Paradoxalmente, ou - pior - como grave sintoma desta enfermidade política e social, observamos uma absoluta alienação da maioria da população, e de seus ditos formadores de opinião, com o terrível quadro que se desenha na nossa realidade. Ao contrário, há uma inconseqüente atmosfera de otimismo no ar.
Em meio à crise global, "fomos dos primeiros a dela sair"; vamos sediar a Copa do Mundo de 2014 e o Rio de Janeiro foi a cidade escolhida para organizar as Olimpíadas de 2016; o Brasil agora integra o chamado G-20, "empresta dinheiro ao FMI", e os capitais externos apostam tanto no futuro do país que nos inundam com novos investimentos, em decorrência dos "bons fundamentos de nossa economia"; além, é claro, da descoberta dos campos do pré-sal...

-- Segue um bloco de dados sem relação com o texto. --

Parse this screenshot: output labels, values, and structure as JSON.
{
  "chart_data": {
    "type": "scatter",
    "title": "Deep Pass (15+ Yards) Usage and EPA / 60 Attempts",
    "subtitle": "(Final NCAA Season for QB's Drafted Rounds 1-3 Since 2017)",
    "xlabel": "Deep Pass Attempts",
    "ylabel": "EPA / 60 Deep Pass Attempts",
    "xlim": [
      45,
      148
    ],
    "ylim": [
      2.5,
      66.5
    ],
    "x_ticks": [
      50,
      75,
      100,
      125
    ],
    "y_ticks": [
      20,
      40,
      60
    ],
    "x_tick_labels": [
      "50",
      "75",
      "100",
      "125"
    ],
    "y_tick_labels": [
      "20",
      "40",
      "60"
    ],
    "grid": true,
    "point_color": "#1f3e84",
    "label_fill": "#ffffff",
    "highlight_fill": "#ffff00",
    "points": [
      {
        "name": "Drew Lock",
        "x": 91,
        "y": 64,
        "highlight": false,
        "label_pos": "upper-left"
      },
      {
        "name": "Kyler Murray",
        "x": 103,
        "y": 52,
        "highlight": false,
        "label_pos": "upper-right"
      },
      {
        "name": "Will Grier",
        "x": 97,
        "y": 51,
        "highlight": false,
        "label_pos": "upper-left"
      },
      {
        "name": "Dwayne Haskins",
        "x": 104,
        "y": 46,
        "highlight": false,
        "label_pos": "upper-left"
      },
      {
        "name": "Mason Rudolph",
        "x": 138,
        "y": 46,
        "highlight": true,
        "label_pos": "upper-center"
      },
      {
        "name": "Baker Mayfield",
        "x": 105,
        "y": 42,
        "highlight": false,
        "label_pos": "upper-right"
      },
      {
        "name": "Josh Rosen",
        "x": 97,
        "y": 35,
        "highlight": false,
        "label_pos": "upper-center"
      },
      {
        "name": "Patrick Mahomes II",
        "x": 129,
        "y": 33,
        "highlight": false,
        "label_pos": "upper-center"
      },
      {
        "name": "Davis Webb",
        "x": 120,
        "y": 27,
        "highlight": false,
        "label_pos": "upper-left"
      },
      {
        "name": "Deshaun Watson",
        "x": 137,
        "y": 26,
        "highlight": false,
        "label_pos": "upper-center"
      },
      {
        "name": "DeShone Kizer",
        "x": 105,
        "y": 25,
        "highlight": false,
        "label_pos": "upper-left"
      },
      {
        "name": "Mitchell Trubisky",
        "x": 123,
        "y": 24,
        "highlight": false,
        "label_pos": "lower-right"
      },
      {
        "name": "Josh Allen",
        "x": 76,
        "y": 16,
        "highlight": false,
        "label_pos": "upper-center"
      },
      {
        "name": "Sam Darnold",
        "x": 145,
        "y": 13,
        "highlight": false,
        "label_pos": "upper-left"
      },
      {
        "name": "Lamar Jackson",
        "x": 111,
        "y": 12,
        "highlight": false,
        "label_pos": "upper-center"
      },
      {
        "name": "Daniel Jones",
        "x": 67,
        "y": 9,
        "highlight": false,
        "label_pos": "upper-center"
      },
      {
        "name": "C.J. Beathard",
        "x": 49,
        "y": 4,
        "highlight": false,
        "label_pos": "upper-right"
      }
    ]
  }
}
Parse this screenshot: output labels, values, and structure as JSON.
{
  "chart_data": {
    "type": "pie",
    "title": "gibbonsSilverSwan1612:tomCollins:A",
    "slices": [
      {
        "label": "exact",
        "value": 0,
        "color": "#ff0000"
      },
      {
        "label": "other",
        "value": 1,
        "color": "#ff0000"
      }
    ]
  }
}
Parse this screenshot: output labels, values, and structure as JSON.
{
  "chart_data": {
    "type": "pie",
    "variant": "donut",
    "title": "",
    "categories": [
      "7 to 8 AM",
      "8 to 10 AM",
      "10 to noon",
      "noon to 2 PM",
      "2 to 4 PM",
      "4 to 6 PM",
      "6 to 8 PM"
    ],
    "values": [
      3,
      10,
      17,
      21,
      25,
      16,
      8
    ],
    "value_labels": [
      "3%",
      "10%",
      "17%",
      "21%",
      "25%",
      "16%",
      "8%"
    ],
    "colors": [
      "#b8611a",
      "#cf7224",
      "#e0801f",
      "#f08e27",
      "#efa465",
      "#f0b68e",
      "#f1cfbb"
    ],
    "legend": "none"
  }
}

Nos últimos anos, de fato, e tenho constantemente chamado a atenção para esse dado, tivemos taxas de crescimento econômico que há muitos anos não experimentávamos. De 2004 a 2008, crescemos acima da taxa de crescimento da população, o que não ocorria na economia brasileira desde os anos setenta. Além disso, o governo Lula foi bastante ativo, com políticas voltadas para atenuar os dramas dos setores miseráveis e pobres da base da nossa pirâmide social, com a política de valorização do salário mínimo, programas de transferência de renda e extensão de mecanismos de crédito a esses setores, além de programas questionáveis, como as bolsas do ProUni, mas de forte apelo popular.
Podemos ponderar que esse crescimento econômico se deu em meio a uma expansão notável de toda a economia mundial, e que o nosso próprio aumento do PIB foi extremamente ridículo frente às nossas possibilidades e bastante inferior ao alcançado pela quase totalidade dos países em desenvolvimento. Ou que a expansão dos mecanismos de crédito se deu em meio às maiores taxas de juros do mundo. Contudo, na experiência objetiva do povo, todos esses argumentos tornam-se abstratos, pois objetivamente - e dada a experiência nefasta dos governos FHC - imensas parcelas da população se sentiram mais aliviadas da exploração e da crise permanente em que vivem.
Mas, afinal, o que a equipe econômica do governo Lula tem a ver com tudo isso?
Eu diria que tudo. É lógico que a responsabilidade maior é do próprio Lula e de suas opções de política, e do que se convencionou chamar de "governabilidade": um eufemismo para a covardia ou incompetência de se lidar com os seus adversários políticos - ao menos da boca para fora - até as eleições de 2002.
Vejamos o que ocorre neste momento, em que os sintomas mais graves da crise financeira - que está em curso - deixam de se manifestar em sua plenitude, e nos induz a crer que "o pior já passou".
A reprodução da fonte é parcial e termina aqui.